You'd think that, after all the years I've been writing guidance for Microsoft technologies and tools, I'd have at least grasped how to organize the structure of a guide ready to start pouring content into it. But, just as we're getting into our stride on the Windows Azure HDInsight project here at p&p, it turns out that Big Data = big problem.

Let me explain. When I worked on the Enterprise Library projects, it was easy to find the basic structure for the guides. The main subdivision is around the individual application blocks, and for each one it seems obvious that all you need to do is break it down into the typical scenarios, the solutions for each one, the practical implementation details, and a guide to good practices.

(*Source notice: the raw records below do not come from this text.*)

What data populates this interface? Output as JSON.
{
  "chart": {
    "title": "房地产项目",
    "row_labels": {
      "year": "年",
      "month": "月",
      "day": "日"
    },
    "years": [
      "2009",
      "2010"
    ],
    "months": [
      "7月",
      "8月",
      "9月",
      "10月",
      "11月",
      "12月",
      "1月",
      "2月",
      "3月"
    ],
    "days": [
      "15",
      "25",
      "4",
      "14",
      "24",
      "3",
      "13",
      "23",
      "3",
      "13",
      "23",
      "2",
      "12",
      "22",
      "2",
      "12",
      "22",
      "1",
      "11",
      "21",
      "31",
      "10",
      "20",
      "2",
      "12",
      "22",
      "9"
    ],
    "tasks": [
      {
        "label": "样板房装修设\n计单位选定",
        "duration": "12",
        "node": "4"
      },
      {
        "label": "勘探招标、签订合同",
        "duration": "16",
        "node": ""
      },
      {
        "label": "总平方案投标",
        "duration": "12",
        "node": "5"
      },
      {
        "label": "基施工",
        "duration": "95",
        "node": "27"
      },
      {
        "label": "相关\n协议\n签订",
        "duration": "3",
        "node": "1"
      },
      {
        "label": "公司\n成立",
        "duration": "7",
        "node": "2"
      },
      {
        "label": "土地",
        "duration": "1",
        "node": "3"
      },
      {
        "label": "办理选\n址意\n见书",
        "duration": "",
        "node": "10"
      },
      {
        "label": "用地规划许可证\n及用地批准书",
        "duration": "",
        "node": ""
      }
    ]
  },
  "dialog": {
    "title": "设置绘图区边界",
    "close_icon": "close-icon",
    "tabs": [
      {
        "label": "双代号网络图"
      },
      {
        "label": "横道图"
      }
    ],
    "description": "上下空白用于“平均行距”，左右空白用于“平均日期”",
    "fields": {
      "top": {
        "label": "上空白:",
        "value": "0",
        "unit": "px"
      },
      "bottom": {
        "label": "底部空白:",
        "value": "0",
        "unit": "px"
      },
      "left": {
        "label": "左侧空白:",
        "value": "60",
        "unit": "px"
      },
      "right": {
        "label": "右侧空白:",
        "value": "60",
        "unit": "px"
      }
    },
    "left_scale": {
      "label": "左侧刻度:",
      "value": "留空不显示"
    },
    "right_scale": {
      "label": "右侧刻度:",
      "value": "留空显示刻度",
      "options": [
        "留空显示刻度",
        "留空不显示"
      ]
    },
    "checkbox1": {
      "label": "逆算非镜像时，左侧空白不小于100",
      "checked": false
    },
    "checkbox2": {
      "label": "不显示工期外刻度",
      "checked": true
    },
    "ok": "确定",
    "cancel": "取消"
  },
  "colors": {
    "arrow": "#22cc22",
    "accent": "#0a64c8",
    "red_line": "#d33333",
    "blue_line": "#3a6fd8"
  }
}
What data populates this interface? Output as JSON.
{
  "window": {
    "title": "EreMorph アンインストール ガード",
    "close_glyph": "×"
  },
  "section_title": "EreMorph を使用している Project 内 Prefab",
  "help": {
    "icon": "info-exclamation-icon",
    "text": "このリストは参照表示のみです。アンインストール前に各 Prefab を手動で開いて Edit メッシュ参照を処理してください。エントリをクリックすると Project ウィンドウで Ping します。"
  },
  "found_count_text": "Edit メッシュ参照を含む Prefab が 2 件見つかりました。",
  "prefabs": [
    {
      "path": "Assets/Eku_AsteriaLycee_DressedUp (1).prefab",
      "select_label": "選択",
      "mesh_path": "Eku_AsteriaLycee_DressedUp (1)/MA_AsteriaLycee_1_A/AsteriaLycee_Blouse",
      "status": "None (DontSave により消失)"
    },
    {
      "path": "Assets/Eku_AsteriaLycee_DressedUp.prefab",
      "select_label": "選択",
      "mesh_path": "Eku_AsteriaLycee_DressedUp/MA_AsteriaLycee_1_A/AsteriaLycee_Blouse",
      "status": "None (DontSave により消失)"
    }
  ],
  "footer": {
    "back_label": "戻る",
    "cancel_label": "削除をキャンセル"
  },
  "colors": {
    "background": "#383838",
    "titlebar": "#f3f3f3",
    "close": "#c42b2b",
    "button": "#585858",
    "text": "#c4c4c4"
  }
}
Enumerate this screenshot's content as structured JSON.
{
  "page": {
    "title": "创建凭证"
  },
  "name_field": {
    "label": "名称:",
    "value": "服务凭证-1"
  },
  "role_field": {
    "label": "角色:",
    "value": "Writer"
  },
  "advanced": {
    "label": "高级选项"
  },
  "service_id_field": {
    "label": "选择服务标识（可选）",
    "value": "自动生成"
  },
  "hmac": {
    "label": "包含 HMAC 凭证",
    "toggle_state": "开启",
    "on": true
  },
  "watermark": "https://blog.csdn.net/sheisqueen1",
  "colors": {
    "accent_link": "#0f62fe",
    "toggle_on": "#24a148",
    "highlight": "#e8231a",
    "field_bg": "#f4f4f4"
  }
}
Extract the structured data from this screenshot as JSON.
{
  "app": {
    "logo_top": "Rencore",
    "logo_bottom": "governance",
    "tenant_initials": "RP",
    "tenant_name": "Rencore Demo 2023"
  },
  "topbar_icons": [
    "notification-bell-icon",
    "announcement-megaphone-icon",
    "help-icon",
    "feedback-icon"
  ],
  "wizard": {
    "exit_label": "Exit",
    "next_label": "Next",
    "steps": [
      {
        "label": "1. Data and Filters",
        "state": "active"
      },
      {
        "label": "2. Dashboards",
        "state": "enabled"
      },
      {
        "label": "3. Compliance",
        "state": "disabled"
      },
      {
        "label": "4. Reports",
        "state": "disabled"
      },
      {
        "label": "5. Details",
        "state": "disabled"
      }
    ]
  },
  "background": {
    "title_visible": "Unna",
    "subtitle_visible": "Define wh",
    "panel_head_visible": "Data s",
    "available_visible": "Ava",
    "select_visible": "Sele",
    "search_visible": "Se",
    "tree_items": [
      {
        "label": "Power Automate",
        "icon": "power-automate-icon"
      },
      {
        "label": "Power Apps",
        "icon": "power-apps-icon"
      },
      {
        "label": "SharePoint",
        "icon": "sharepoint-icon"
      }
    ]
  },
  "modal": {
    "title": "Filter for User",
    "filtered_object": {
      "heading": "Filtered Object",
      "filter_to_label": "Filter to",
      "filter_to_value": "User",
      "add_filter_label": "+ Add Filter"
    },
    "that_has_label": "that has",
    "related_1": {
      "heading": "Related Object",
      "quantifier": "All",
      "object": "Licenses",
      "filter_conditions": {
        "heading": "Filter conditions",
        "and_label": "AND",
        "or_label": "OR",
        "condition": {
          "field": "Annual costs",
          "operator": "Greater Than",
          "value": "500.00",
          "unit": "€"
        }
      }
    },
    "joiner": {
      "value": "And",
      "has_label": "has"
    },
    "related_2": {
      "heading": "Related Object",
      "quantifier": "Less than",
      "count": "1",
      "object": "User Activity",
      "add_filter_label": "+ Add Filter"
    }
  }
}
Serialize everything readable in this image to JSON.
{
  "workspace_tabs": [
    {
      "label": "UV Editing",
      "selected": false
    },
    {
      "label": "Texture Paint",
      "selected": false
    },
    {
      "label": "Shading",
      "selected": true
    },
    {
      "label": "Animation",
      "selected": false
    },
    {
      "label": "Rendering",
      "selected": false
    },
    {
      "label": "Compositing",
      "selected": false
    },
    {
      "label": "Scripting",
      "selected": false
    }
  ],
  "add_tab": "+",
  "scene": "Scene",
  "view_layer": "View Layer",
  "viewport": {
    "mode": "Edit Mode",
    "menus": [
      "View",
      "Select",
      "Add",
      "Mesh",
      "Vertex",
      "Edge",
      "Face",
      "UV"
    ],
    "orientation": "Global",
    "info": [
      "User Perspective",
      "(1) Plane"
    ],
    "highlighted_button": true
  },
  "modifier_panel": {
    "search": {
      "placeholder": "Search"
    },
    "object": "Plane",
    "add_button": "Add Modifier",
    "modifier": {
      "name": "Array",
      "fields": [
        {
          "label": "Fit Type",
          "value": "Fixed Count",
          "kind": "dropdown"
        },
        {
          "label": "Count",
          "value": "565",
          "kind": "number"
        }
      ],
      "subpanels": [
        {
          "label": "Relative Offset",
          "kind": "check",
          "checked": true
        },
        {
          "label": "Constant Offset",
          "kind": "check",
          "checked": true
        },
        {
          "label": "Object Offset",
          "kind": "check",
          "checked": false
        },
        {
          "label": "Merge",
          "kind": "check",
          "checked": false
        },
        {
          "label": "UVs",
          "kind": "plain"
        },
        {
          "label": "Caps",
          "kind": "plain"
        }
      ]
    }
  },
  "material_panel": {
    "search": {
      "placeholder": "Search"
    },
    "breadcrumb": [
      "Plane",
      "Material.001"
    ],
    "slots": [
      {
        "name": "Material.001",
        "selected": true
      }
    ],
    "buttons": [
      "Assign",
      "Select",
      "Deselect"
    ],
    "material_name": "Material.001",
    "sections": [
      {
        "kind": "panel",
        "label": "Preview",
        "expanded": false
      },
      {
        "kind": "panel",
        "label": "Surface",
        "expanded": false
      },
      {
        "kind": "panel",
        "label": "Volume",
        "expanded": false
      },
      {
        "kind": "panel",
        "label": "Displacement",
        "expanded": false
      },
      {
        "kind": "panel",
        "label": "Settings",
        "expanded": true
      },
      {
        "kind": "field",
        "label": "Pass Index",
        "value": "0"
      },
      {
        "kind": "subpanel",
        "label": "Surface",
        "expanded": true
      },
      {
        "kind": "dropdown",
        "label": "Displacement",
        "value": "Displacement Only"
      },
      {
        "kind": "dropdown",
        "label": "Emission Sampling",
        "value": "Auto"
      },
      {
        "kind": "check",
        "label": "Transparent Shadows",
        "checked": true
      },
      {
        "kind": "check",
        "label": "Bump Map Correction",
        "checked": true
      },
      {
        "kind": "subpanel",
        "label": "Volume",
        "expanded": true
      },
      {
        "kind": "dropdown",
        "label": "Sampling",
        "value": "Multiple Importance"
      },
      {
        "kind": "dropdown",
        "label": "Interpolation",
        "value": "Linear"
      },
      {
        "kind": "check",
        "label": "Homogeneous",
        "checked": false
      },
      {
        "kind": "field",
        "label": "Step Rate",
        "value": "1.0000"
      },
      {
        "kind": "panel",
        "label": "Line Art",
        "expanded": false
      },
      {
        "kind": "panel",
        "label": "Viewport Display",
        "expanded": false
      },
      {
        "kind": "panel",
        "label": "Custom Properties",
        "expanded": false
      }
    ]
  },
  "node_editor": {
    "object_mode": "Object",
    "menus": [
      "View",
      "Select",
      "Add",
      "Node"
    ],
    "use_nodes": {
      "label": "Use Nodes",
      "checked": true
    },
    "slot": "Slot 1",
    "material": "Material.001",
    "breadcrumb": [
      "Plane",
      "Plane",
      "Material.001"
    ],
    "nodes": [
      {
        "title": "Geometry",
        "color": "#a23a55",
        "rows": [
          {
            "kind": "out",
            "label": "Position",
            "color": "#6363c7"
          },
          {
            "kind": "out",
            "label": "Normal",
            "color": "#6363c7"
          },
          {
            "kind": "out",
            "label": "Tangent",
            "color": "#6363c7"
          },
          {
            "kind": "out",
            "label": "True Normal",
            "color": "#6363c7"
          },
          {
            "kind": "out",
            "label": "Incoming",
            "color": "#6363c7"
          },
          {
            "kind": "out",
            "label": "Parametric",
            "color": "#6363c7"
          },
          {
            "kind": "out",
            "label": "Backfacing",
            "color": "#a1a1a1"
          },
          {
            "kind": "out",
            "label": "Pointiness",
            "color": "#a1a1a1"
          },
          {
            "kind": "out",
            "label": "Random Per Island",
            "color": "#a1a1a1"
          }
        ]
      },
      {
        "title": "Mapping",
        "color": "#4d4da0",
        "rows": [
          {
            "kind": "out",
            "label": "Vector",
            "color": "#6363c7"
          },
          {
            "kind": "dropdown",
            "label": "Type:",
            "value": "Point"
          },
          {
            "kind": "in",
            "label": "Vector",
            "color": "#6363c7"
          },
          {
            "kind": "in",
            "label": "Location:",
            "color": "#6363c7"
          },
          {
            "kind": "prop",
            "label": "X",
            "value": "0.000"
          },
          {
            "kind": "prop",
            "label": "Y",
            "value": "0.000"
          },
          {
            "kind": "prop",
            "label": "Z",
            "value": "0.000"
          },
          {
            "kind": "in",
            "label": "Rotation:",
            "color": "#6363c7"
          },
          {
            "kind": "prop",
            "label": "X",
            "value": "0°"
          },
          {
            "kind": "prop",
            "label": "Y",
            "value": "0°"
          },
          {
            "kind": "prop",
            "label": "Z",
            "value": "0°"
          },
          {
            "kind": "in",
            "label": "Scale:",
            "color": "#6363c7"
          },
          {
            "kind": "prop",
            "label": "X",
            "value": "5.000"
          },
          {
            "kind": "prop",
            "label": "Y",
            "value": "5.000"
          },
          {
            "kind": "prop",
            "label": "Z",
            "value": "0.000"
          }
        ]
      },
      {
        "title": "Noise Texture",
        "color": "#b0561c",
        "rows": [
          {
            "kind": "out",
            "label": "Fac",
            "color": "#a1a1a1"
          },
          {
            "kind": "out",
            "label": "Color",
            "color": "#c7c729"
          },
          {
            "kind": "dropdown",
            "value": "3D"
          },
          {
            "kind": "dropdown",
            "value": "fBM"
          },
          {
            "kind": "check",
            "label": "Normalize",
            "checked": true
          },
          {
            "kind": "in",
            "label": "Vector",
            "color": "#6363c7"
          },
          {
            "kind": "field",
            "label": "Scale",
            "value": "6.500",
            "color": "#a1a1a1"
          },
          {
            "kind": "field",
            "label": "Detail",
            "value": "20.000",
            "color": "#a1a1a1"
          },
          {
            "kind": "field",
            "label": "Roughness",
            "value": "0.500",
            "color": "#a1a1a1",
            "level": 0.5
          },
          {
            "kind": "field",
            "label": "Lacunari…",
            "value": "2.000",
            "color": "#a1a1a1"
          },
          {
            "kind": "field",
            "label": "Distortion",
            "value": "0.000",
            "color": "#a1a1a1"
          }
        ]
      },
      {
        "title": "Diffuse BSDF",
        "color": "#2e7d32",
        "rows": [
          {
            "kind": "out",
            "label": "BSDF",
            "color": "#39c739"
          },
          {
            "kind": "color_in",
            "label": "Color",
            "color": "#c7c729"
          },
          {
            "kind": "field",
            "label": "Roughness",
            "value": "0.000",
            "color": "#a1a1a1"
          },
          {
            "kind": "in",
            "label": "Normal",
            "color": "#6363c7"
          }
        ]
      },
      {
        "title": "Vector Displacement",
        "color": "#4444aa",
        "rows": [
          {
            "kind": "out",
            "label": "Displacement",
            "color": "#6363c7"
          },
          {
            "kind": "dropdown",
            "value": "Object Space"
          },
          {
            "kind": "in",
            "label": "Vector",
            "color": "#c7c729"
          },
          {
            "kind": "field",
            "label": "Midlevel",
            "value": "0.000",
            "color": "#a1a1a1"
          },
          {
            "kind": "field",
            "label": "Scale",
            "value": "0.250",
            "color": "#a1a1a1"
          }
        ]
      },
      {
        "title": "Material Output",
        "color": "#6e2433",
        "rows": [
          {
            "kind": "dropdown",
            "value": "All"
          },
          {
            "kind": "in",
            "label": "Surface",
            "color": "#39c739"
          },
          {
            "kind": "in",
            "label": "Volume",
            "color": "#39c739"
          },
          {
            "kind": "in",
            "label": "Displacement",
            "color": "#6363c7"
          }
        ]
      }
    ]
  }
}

In the more recent guide for migrating existing applications to Windows Azure (see Moving Applications to the Cloud) we identified the typical stages for moving each part of the application to the cloud (virtual machines, hosted services, cloud database, federated authentication, Windows Azure storage, etc.) and built an example for each stage. So the obvious subdivision for the guide was these migration stages. Again, for each one, we document the typical scenarios, the solutions for each one, the practical implementation details, and a guide to good practices.

In the cases of our other Windows Azure cloud guides (Developing Multi-tenant Applications and Building Hybrid Applications) we designed and built a full reference implementation (RI) sample that showcases the technologies and services we want to cover. So it made sense to subdivide the guides around the separate elements of the technologies we are demonstrating - the user interface, the data model, the security mechanism, the communication patterns, deployment and administration, etc.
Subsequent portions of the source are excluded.